Fig. 8 shows a structural block diagram of a computing device provided according to an embodiment of this specification. Components of the computing device 800 include, but are not limited to, a memory 810 and a processor 820 . The processor 820 is connected to the memory 810 through the bus 830, and the database 850 is used for storing data.

Computing device 800 also includes an access device 840 that enables computing device 800 to communicate via one or more networks 860 . Examples of these networks include a public switched telephone network (PSTN, Public Switched Telephone Network), a local area network (LAN, Local Area Network), a wide area network (WAN, Wide Area Network), a personal area network (PAN, Personal Area Network) or a communication network such as the Internet The combination. The access device 840 may include one or more of wired or wireless network interfaces of any type (for example, a network interface card (NIC, Network Interface Controller)), such as an IEEE802.11 wireless local area network (WLAN, WirelessLocal Area Networks) wireless interface , World Interoperability for Microwave Access (Wi-MAX, World Interoperability for Microwave Access) interface, Ethernet interface, Universal Serial Bus (USB, Universal Serial Bus) interface, cellular network interface, Bluetooth interface, near field communication (NFC, Near Field Communication) interface, and so on.

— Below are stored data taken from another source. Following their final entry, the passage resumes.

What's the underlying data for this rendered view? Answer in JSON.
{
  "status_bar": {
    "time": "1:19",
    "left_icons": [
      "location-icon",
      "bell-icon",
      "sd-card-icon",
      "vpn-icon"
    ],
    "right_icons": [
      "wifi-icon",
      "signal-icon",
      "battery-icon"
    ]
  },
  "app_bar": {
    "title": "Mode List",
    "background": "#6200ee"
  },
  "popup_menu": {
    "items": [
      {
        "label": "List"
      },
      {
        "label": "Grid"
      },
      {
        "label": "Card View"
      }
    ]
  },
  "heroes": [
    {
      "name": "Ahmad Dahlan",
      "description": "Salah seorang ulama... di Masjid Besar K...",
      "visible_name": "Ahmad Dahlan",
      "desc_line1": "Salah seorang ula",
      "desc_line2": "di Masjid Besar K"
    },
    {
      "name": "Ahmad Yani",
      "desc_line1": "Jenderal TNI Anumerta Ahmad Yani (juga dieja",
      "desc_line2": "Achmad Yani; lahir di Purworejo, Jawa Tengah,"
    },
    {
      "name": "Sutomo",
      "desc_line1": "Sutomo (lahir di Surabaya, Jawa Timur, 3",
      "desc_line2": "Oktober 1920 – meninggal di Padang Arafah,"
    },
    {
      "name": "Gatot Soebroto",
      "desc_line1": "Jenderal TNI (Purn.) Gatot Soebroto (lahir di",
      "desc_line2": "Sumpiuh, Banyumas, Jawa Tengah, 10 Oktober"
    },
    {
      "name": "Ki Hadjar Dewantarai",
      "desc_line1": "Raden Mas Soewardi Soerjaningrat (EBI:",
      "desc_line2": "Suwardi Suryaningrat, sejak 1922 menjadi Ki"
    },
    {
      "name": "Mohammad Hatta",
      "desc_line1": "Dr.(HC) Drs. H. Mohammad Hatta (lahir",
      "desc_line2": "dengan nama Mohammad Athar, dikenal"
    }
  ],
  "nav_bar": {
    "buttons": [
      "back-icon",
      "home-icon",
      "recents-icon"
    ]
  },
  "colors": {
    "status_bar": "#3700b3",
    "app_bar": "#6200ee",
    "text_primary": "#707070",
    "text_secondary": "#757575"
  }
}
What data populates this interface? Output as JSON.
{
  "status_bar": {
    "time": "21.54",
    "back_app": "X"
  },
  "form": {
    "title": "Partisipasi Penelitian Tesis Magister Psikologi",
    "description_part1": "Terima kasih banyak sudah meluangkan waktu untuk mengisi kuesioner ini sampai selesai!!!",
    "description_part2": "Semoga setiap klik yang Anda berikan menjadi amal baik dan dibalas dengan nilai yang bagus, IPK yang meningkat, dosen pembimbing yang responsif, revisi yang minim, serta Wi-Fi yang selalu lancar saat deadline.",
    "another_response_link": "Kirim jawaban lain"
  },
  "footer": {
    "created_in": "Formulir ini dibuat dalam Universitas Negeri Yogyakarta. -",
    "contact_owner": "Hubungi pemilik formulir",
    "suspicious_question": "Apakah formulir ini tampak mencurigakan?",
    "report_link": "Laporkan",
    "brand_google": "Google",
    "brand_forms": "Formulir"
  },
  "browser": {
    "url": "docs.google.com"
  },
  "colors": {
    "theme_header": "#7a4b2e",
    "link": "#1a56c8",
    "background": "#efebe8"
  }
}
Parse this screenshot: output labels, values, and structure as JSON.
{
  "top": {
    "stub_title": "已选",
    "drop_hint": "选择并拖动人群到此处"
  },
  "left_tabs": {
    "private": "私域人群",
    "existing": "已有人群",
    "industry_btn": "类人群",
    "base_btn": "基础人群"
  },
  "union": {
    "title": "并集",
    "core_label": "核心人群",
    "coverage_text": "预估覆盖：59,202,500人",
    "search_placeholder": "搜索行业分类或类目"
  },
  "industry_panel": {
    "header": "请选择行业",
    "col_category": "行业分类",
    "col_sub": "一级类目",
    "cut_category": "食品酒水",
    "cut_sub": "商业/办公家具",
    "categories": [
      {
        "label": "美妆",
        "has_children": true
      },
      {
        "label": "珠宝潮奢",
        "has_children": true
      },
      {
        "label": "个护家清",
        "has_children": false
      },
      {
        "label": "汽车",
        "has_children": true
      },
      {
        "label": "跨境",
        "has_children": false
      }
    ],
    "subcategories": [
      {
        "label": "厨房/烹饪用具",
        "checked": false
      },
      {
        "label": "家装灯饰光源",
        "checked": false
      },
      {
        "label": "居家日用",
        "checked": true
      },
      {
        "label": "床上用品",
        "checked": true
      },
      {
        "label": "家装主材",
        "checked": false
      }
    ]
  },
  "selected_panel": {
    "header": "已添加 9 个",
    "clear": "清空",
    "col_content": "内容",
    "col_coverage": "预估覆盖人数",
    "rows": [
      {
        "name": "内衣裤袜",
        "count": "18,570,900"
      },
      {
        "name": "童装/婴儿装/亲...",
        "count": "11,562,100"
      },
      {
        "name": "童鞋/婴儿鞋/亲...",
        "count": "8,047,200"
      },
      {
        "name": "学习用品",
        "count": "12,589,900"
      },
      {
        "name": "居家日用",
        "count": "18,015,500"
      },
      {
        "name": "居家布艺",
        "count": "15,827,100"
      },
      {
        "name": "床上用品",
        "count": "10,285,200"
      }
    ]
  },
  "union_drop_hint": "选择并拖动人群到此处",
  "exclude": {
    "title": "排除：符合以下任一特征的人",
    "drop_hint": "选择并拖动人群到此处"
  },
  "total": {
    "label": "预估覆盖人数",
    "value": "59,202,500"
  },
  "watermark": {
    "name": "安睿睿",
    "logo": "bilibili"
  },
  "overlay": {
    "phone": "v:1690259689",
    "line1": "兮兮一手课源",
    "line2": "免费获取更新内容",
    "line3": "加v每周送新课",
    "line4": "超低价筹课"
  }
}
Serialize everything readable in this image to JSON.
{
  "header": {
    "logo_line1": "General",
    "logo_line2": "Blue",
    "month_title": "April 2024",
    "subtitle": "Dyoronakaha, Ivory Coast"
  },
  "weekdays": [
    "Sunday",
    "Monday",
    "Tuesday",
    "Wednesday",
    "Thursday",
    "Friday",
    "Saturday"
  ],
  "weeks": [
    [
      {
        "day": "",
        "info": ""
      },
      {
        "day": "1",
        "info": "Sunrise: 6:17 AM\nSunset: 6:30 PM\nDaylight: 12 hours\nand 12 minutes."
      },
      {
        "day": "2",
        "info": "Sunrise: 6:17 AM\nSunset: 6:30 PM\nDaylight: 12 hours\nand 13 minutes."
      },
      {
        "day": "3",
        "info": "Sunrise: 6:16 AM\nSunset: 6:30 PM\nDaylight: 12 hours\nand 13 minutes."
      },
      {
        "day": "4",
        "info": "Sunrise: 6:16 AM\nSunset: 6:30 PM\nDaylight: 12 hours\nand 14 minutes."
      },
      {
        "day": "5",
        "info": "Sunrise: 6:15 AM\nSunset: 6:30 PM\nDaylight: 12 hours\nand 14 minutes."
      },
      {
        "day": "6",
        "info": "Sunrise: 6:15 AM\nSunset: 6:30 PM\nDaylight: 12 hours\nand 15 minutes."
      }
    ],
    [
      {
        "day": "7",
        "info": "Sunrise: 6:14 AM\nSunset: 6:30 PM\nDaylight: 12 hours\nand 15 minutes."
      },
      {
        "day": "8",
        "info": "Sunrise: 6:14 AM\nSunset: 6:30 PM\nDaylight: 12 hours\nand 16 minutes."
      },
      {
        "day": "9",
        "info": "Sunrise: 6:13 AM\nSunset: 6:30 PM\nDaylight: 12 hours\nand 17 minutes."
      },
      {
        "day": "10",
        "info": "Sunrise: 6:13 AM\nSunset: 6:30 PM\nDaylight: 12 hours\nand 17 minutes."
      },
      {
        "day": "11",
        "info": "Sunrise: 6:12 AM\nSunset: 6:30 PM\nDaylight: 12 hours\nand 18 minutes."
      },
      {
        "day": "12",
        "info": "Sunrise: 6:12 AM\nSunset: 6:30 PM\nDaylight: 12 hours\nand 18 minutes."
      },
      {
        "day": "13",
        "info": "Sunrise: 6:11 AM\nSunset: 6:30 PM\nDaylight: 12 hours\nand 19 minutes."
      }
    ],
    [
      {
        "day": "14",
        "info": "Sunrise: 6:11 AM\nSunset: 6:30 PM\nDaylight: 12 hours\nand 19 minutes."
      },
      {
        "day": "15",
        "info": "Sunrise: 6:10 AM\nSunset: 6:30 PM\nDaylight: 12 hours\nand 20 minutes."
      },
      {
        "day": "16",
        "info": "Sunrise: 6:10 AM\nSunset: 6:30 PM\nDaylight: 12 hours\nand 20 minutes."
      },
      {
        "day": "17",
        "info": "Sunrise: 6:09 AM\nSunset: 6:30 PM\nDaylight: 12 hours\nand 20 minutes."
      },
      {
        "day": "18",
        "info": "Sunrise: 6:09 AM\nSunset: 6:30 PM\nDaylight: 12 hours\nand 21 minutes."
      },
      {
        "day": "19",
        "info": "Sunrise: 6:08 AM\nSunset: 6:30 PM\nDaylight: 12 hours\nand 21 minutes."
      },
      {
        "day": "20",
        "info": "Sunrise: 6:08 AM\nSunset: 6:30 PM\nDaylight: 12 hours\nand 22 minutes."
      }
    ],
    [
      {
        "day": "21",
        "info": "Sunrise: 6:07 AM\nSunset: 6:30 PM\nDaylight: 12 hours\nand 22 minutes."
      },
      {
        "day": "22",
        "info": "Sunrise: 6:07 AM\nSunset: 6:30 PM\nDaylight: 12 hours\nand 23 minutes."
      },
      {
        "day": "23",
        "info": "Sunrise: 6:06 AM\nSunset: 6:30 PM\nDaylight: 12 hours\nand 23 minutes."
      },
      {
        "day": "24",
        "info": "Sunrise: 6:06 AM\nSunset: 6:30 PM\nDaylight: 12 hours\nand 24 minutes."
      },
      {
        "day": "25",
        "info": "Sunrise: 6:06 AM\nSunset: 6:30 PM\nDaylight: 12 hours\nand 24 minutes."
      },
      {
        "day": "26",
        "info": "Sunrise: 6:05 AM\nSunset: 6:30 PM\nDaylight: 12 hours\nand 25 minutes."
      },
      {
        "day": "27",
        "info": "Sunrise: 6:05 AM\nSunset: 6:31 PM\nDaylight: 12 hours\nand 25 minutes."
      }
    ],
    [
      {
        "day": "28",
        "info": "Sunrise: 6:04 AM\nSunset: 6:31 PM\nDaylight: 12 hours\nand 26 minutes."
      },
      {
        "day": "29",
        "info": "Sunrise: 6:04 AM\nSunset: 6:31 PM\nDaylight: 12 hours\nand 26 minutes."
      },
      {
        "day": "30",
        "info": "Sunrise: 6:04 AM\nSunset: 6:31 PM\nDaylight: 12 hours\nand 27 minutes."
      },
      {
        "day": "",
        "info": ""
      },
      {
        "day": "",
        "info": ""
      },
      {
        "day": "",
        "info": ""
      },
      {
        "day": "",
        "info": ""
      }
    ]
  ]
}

In an embodiment of the present specification, the above-mentioned components of the computing device 800 and other components not shown in FIG. 8 may also be connected to each other, for example, through a bus. It should be understood that the structural block diagram of the computing device shown in FIG. 8 is only for the purpose of illustration, rather than limiting the scope of this description. Those skilled in the art can add or replace other components as needed.

Computing device 800 can be any type of stationary or mobile computing device, including mobile computers or mobile computing devices (e.g., tablet computers, personal digital assistants, laptop computers, notebook computers, netbooks, etc.), mobile telephones (e.g., smartphones), ), wearable computing devices (eg, smart watches, smart glasses, etc.), or other types of mobile devices, or stationary computing devices such as desktop computers or PCs. Computing device 800 may also be a mobile or stationary server.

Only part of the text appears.